Edit: And I’m not saying 2500 would even be the limit, even if it was storing them easier by duplicates being stored easier… 2500 unique texts doesn’t even slow the application down AT ALL… so, in theory, there could be as many texts as the gblorb can hold Megabytes for. This just simply is not true of the other elements… you can’t increase the memory settings for the other elements enough to go past only hundreds of them without running into problems.

I know my application where this bug is happening is kind of out there, so that’s why I didn’t want to post it to take away from the question at hand.
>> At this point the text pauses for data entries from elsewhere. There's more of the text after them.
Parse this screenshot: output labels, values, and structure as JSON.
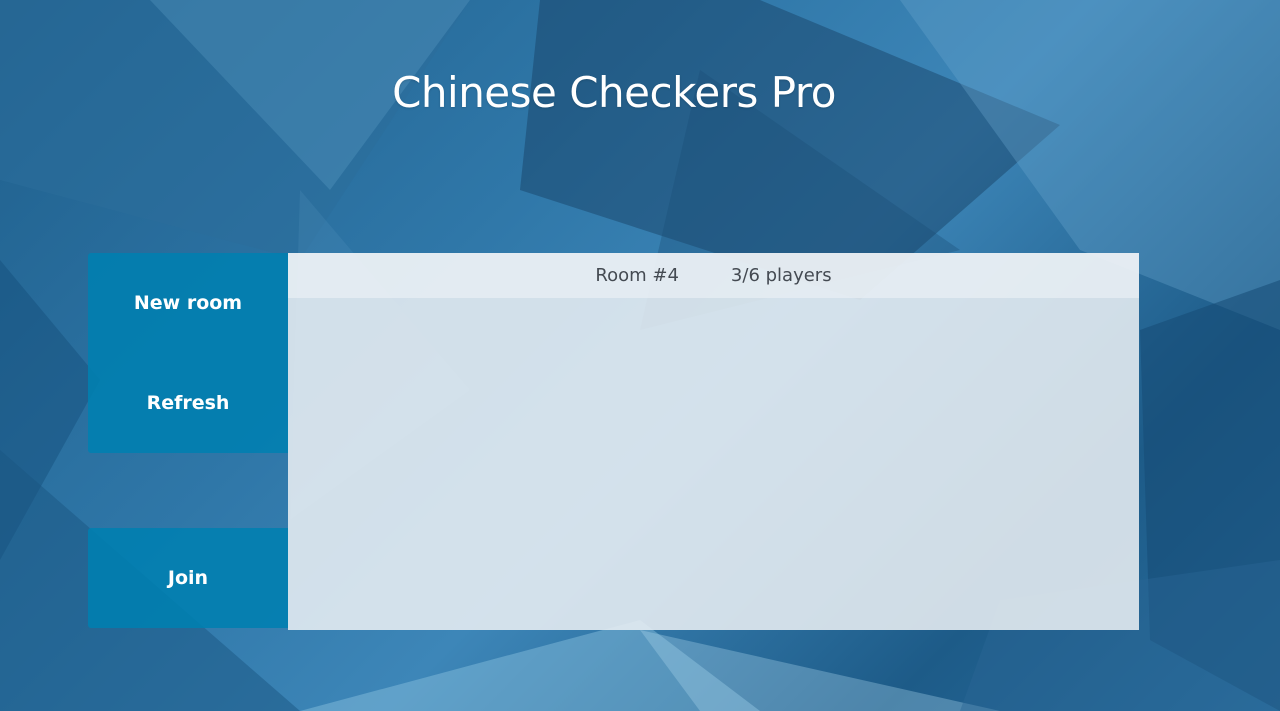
{
  "app": {
    "title": "Chinese Checkers Pro"
  },
  "sidebar": {
    "new_room_label": "New room",
    "refresh_label": "Refresh",
    "join_label": "Join"
  },
  "rooms": [
    {
      "name": "Room #4",
      "players": "3/6 players"
    }
  ],
  "colors": {
    "button": "#0080b0",
    "panel": "#e8eef3",
    "title_text": "#ffffff",
    "room_text": "#444a52"
  }
}
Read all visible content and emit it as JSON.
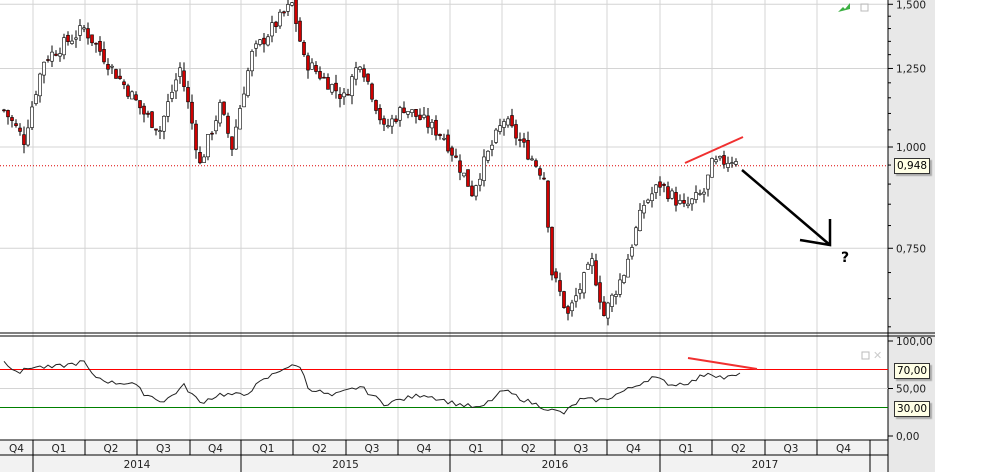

I still can’t figure out why the regex doesn’t work. I can solve the problem by making multiple “if” statements each checking different regex values for a single match instead, but that’s pretty annoying and ugly… I don’t know why the “or” operator internal to the regex is failing this way. Hm…

Edit: Nope. I was wrong. Even this causes the “quantifier misplaced” error message when the words are listed in a different order than they are found in the printed name in question:

if the printed name of zz matches the regular expression "[disambiguateTextOne]", case insensitively or the printed name of zz matches the regular expression "[disambiguateTextTwo]", case insensitively or the printed name of zz matches the regular expression "[disambiguateTextThree]", case insensitively:

There are no special characters that should be operating like operators or anything. Even if the 3 substitutions are “apple” “orange” and “red”, this error appears.

Nevermind this… there wasn’t anything technically wrong with any of the regex… I needed to add another check in my logic above, where I was trying to run a regex against a “nothing” value, or something like that. When I made sure this had a conditional preventing the lookup, the errors stopped. That being said, it was hard to figure out which regex was causing the error, the line it was coming from. I have no idea how hard it must be to make the compiler give line numbers for anything, let alone a regex error, so I can’t complain, but anyway, I found it manually. Nevermind this question.